Patient/caregiver was educated on the side-effects of using prednisone as follows:
- Prednisone, as part of action of body metabolism, increases the breakdown of glycogen to glucose and result in elevated blood glucose levels. This can predispose diabetic patients to poor glycemic control and may necessitate change in dose of antidiabetic medications. Prednisone, by influencing the body metabolism, can significantly increase the appetite and intake, which can contribute to significant weight gain and obesity. This can also contribute to poor blood sugar control in diabetics, with sharp increase in hyperglycemic episodes.
- Prolonged intake of prednisone can result in increased protein and fat breakdown, muscle loss, thinning of skin, weakness, and weight loss.
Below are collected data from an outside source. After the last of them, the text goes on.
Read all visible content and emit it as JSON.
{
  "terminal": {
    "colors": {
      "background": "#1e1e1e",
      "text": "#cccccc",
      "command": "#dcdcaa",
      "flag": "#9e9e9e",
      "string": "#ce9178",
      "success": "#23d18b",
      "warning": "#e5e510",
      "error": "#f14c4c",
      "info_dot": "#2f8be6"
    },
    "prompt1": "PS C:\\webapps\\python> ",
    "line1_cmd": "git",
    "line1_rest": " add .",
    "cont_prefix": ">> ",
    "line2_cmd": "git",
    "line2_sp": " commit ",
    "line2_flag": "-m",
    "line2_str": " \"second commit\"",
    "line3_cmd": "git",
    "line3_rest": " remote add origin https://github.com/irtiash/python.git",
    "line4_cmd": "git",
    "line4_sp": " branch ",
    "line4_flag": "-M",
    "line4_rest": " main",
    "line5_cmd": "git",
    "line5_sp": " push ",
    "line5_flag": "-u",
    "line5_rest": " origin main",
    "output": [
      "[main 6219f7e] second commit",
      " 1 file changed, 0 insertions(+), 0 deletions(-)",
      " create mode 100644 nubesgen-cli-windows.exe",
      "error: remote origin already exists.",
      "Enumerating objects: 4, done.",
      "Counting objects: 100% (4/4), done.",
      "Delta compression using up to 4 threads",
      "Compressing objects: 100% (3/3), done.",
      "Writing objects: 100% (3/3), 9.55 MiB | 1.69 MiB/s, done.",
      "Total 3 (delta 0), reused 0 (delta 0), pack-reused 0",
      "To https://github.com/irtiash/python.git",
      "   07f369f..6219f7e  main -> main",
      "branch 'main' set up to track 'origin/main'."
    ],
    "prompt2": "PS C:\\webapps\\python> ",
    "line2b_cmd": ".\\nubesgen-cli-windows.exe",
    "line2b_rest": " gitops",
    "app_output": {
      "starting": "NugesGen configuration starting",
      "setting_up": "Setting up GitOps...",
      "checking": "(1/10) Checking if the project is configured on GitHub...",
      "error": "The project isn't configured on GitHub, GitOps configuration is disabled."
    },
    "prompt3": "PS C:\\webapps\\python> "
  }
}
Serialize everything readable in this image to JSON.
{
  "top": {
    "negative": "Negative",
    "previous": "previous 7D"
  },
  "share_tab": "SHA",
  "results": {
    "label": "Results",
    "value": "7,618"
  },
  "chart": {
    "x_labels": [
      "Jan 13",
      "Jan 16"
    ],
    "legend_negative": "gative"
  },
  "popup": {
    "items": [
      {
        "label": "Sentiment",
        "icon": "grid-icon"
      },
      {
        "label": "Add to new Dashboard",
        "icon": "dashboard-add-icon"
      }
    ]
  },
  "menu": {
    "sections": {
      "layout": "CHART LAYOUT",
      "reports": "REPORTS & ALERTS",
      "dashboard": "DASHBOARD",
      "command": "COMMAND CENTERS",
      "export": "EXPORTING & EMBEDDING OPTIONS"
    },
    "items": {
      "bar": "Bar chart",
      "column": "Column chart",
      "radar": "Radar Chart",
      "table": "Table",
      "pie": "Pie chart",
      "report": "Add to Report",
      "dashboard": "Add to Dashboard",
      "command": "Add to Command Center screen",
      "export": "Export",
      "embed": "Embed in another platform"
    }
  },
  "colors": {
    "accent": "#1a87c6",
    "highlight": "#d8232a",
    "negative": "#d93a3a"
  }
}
- Prednisone intake can result in sodium and water retention with loss of potassium from the body. Increased sodium and fluid volume in circulation can contribute to elevated blood pressure readings. This can predispose hypertensive patients to poor blood pressure control and hypertensive crisis and may necessitate change in dose of antihypertensive medications. Also, low potassium levels, secondary to prednisone intake, can result in serious complications of cardiac arrhythmias. Also, fluid retention with prednisone can add extra load on failing heart and complicate the outcome for individuals with history of CHF. Patients can present with increasingly elevated blood pressure readings, worsening edema, exacerbation of episodes of dizziness and confusion, and deteriorating shortness of breath.